Effect of Cholesterol on Membrane Pore Formation by Amyloid β25-35

Abstract

One of the cytotoxicity mechanisms of amyloid β (Aβ) peptide in Alzheimer's disease is membrane permeabilization, yet the mechanism of pore formation remains unclear. Here, Ca2+-permeable membrane pore formation by a cytotoxic fragment of Aβ (Aβ25-35) has been analyzed by biophysical methods.
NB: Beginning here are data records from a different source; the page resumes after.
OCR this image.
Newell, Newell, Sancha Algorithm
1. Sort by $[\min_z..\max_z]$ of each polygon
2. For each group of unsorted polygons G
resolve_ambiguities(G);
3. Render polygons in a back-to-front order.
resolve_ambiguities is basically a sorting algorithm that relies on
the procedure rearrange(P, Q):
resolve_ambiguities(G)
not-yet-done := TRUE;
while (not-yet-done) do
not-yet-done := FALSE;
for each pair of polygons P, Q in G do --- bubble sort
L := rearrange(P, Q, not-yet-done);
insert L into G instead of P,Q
Quin-2-loaded lipid vesicles composed of 0.3 mole fraction of anionic lipid 1-palmitoyl-2-oleoyl-phosphatidylglycerol, xchol mole fraction of cholesterol, and (0.7 - xchol) mole fraction of zwitterionic lipid 1-palmitoyl-2-oleoyl-phosphatidylcholine were prepared at xchol = 0, 0.05, 0.1, 0.2 and 0.4. CaCl2 was added externally so that Quin-2 was sequestered from Ca2+ ions. Quin-2 fluorescence increased exponentially upon addition of Aβ25-35, which was interpreted as membrane pore formation by the peptide, calcium influx and binding to intravesicular Quin-2. The kinetics and the magnitude of fluorescence enhancement were used to evaluate the second order rate constant of pore formation (ka), the affinity constant between the peptide molecules (Kp), and the number of peptide units in the pore (n). Circular dichroism suggested mostly β-sheet structure for the peptide in the presence of lipid vesicles. Attenuated total reflection Fourier transform infrared experiments were performed on Aβ25-35 embedded in lipid multilayers deposited on a germanium plate. These data suggested α-helical and β-sheet structures for the peptide in a lipid environment. The structure of the peptide, i.e., the α-helix/β-sheet ratio, varied as a function of cholesterol content in the membranes. These conformational transitions correlated with changes in pore formation parameters (Kp, ka, n). The data suggest that cholesterol affects Aβ membrane pore formation by multiple mechanisms. At moderate concentration (xchol< 0.1), cholesterol supports pore formation possibly through cholesterol-peptide interactions. Further increase in xchol causes pore inhibition by a membrane solidification mechanism. At xchol = 0.4, cholesterol causes lipid disorder and membrane destabilization.